SIMD benchmark

Manu turkeyman at gmail.com
Mon Jan 16 08:59:44 PST 2012


On 16 January 2012 18:48, Andrei Alexandrescu <SeeWebsiteForEmail at erdani.org
> wrote:

> On 1/16/12 10:46 AM, Manu wrote:
>
>> A function using float arrays and a function using hardware vectors
>> should certainly not be the same speed.
>>
>
> My point was that the version using float arrays should opportunistically
> use hardware ops whenever possible.


I think this is a mistake, because such a piece of code never exists
outside of some context.
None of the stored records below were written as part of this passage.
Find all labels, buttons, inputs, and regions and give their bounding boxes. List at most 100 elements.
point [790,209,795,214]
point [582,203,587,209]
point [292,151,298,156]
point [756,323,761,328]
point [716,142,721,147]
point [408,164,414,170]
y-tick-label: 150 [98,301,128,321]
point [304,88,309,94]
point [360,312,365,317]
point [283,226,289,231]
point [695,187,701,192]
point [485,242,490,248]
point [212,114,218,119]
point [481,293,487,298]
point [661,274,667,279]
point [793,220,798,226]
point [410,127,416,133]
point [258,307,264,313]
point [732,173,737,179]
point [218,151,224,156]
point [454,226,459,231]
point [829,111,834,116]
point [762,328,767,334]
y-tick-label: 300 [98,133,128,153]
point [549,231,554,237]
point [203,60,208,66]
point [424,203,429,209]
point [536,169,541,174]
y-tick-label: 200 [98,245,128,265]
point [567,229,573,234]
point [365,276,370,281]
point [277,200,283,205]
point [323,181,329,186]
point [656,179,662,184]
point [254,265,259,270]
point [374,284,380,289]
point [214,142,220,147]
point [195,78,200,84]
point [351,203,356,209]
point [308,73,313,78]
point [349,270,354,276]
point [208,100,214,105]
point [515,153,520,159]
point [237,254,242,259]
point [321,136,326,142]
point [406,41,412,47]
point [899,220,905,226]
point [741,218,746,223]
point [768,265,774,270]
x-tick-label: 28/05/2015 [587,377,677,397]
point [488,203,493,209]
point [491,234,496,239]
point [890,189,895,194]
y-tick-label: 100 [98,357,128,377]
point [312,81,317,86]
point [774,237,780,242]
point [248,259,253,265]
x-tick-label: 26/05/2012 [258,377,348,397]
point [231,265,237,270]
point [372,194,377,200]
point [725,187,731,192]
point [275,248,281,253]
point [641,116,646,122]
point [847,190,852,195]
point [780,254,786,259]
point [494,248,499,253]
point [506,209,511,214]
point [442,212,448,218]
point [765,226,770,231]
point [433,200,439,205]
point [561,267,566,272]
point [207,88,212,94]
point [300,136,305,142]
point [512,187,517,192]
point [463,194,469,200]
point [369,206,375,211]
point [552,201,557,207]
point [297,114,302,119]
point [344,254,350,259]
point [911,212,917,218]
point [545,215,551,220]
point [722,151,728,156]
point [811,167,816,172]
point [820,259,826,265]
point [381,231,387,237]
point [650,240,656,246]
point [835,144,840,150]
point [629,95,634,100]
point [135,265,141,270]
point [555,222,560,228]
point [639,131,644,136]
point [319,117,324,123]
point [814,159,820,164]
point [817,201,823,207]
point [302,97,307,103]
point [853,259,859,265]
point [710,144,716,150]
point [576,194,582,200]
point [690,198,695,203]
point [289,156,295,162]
If the context it exists within is all FPU code
(and it is, it's a float array), then swapping between FPU and SIMD
execution units will probably result in the function being slower than the
original (also the float array is unaligned). The SIMD version however must
exist within a SIMD context, since the API can't implicitly interact with
floats, this guarantees that the context of each function matches that
within which it lives.
This is fundamental to fast vector performance. Using SIMD is an all or
nothing decision, you can't just mix it in here and there.
You don't go casting back and fourth between floats and ints on every other
line... obviously it's imprecise, but it's also a major performance hazard.
There is no difference here, except the performance hazard is much worse.